CIA director John Brennan told CBS’s “60 Minutes” that the “system was blinking red” shortly before the terrorists launched a string of gun and bomb attacks in the French capital on Nov. 13.
He said the CIA was aware of the impending attacks, but was unable to intercept messages the terrorists were using to plot the massacre because of new cellphone-encryption technology.
“We knew the system was blinking red. We knew just in the days before that ISIL was trying to carry out something,” Mr. Brennan said, using an acronym for the Islamic State, The Daily Mail reported.
“But the individuals involved have been able to take advantage of newly available means of communication that are walled off from law enforcement officials,” he added.

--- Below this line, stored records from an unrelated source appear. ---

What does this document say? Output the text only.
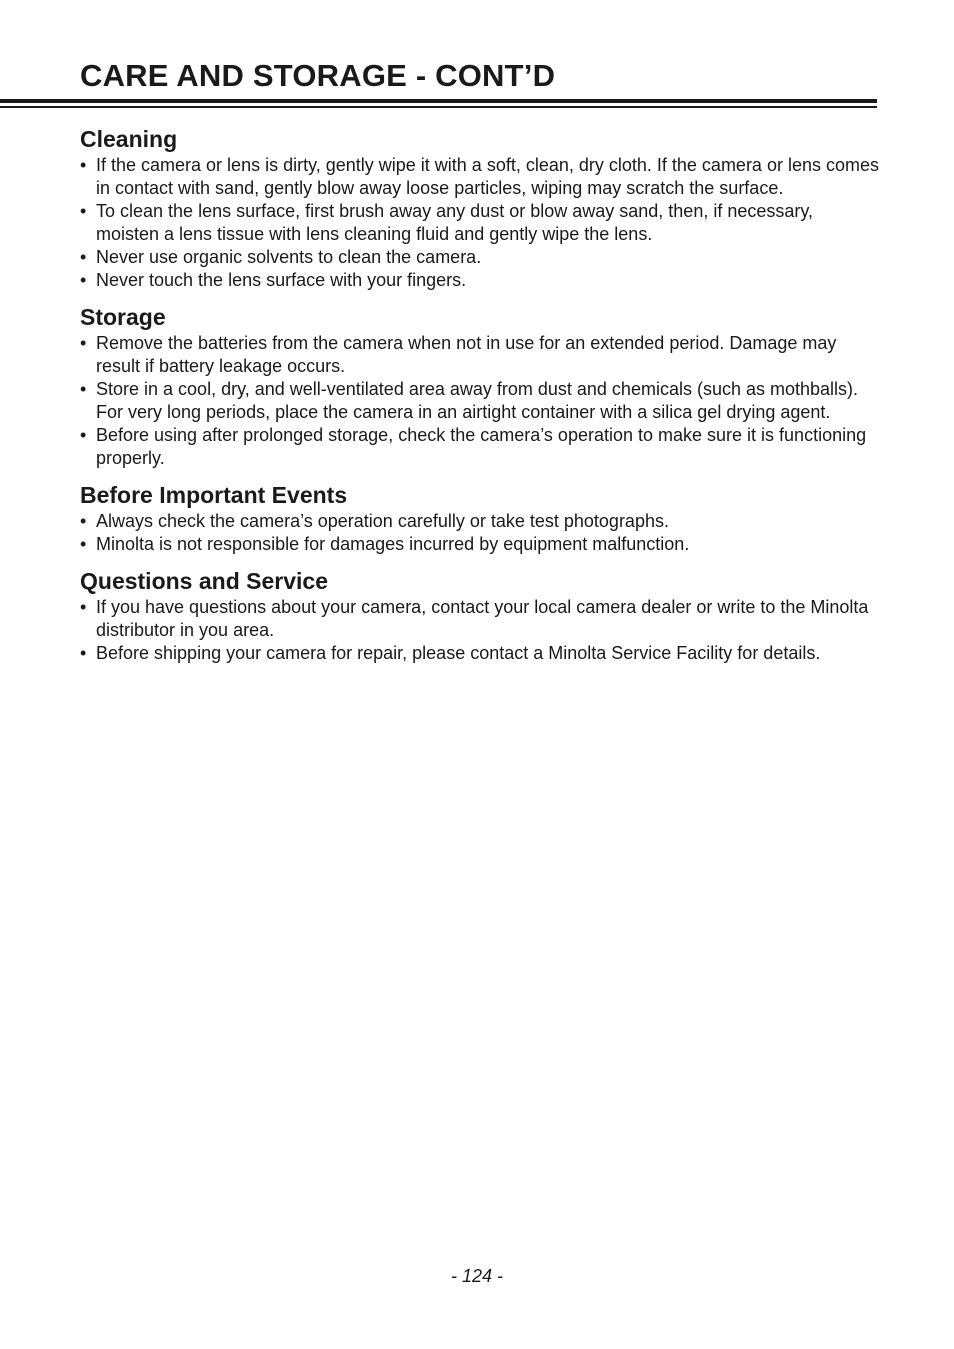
CARE AND STORAGE - CONT’D
Cleaning
• If the camera or lens is dirty, gently wipe it with a soft, clean, dry cloth. If the camera or lens comes in contact with sand, gently blow away loose particles, wiping may scratch the surface.
• To clean the lens surface, first brush away any dust or blow away sand, then, if necessary, moisten a lens tissue with lens cleaning fluid and gently wipe the lens.
• Never use organic solvents to clean the camera.
• Never touch the lens surface with your fingers.
Storage
• Remove the batteries from the camera when not in use for an extended period. Damage may result if battery leakage occurs.
• Store in a cool, dry, and well-ventilated area away from dust and chemicals (such as mothballs). For very long periods, place the camera in an airtight container with a silica gel drying agent.
• Before using after prolonged storage, check the camera’s operation to make sure it is functioning properly.
Before Important Events
• Always check the camera’s operation carefully or take test photographs.
• Minolta is not responsible for damages incurred by equipment malfunction.
Questions and Service
• If you have questions about your camera, contact your local camera dealer or write to the Minolta distributor in you area.
• Before shipping your camera for repair, please contact a Minolta Service Facility for details.
- 124 -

A total of 130 people were killed in the Paris attacks, the worst terrorist attack in Europe since the Madrid bombings in 2004.
He said the CIA has stopped “numerous” attacks and said he expects Islamic State militants will try to carry out such attacks in the U.S., but doubted their success.
“I’m expecting them to try to put in place the operatives, the material or whatever else that they need to do or to incite people to carry out these attack, clearly,” Mr. Brennan said. “So I believe that their attempts are inevitable. I don’t think their successes necessarily are.
He said that if Islamic State operatives did manage to strike in the U.S. then it would “encourage us to be even more forceful.”